Nuovo sito archeologico a Lanuvio. Erano in corso scavi clandestini…

LANUVIO SACCHEGGIO DI SITO ARCHEOLOGICO FINORA SCONOSCIUTO foto protoSai che a Roma… l’agro di Lanuvio restituisce nuove, importanti scoperte archeologiche? Questa volta però il merito della scoperta non è un vero e proprio merito! Infatti a individuare il sito non sono stati gli archeologi, né uno tra i numerosi gruppi di studenti di archeologia che l’estate popolano il nostro ricco Paese per apprendere quello che per loro, una volta tornati a casa e terminati gli studi, sarà un mestiere e che però stranamente, proprio in Italia, viene considerato poco più che un hobby stravagante (e come tale retribuito…).

A trovare il sito, dicevamo, sono stati i tombaroli, che con metal detector e ricetrasmittenti avevano iniziato a depredare l’area, prima di essere scoperti dal provvidenziale intervento della Guardia di Finanza.
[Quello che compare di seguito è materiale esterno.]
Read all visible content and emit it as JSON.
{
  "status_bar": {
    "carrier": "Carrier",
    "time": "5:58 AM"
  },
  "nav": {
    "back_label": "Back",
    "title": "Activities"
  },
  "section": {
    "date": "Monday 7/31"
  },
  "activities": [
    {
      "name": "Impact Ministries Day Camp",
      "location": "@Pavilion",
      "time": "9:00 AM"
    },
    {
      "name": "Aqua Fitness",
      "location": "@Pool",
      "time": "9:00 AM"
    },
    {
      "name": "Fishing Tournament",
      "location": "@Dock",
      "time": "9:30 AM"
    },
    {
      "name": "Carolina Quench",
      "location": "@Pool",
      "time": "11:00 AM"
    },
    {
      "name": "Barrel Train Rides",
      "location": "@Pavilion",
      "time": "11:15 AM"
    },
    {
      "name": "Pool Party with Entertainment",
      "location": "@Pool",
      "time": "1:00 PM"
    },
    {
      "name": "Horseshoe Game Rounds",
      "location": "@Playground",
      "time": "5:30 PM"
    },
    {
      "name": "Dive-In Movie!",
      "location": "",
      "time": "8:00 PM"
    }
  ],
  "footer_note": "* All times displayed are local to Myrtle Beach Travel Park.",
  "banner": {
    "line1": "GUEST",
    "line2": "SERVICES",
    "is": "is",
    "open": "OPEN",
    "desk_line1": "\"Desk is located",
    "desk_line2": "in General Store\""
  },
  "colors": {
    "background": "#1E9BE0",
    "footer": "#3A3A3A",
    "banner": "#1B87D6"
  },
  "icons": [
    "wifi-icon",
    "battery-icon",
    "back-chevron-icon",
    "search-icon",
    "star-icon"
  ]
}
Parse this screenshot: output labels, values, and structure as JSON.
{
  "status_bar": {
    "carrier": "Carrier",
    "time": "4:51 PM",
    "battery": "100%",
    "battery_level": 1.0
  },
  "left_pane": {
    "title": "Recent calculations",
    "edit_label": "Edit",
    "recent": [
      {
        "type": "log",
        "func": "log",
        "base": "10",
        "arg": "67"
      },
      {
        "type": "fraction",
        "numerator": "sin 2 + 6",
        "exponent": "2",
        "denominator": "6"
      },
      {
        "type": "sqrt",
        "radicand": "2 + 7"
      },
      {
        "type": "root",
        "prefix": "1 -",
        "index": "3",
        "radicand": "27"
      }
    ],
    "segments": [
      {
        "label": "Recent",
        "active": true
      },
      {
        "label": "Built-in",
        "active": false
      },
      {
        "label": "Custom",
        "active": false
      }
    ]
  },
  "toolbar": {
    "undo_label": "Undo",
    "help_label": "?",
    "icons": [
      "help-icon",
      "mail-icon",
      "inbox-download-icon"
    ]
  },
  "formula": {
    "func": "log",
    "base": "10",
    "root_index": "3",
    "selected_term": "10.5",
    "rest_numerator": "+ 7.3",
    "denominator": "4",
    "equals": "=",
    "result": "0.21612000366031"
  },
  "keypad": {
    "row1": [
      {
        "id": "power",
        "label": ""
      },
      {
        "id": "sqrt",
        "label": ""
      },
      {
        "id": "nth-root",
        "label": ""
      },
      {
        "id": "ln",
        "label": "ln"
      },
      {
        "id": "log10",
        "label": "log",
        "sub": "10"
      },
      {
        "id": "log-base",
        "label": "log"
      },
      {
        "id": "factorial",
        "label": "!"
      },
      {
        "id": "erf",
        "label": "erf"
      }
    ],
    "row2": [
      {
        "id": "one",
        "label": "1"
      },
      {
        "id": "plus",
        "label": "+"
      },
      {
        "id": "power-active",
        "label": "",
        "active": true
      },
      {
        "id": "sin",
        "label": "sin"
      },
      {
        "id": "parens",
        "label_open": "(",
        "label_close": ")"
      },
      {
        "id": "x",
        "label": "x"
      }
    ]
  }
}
All’interno di un’area privata lasciata incolta (circa 17.000 metri quadrati), murature romane in opus reticolatum e opus incertum e un’infinità di materiali: monete, reperti ceramici, elementi architettonici in marmo e piccole sculture in marmo e in pietra di natura religiosa. Il sito, attivo tra il II secolo a.C. e il II secolo d.C.,  sembra interpretabile infatti come laboratorio per la realizzazione e la vendita di ex-voto da dedicare alla dea venerata nel vicino santuario di Giunone Sospita (Salvatrice) e sorge proprio lungo la via sacra che conduceva al tempio. Molti degli oggetti appaiono non-finiti, in quanto le rifiniture finali venivano realizzate in un secondo momento, in base alle richieste dell’acquirente. Un’usanza piuttosto comune, per esempio, era quella di dare ai volti delle statue le sembianze dell’offerente stesso.

Gli oggetti sono stati recuperati, e saranno affidati al Museo delle Navi di Nemi, diretto da Giuseppina Ghini, mentre un vero scavo archeologico verrà intrapreso dalla Soprintendenza archeologica del Lazio, guidata da Elena Calandra.

Ciò che invece non sarà più possibile recuperare sono i dati scientifici che il sito avrebbe potuto restituire se fosse stato scavato seguendo il metodo stratigrafico utilizzato dagli archeologi (ma non dai tombaroli, appunto…). Ci teniamo a precisarlo, perché spesso non è ben chiaro quale sia il ruolo dell’archeologo e in cosa questo professionista si differenzi da un tombarolo, a parte il non trafugare i reperti per venderli illegalmente… L’archeologo compie un lavoro di ricostruzione storica, riconoscendo e documentando in modo scientifico tutti gli indizi presenti sul terreno e interpretandoli per ricostruire le vicende di un sito. Gli oggetti ritrovati hanno per l’archeologo un valore che non c’entra nulla con quello commerciale: sono fondamentali indicatori cronologici, possono aiutare a ricostruire la destinazione d’uso di un ambiente, permettono di ricostruire gli scambi commerciali e culturali di una comunità antica, danno informazioni sulle tradizioni e sulla vita dei nostri antichi predecessori. Ma per fare tutto questo, i reperti devono essere studiati in relazione ai diversi strati di terra in cui si trovavano. Fare un buco a caso ed estrarre un oggetto non è fare archeologia. Questo differenzia l’archeologo dal tombarolo, e questo è il motivo per cui un sito depredato dai tombaroli è un pezzo di storia in meno per tutti.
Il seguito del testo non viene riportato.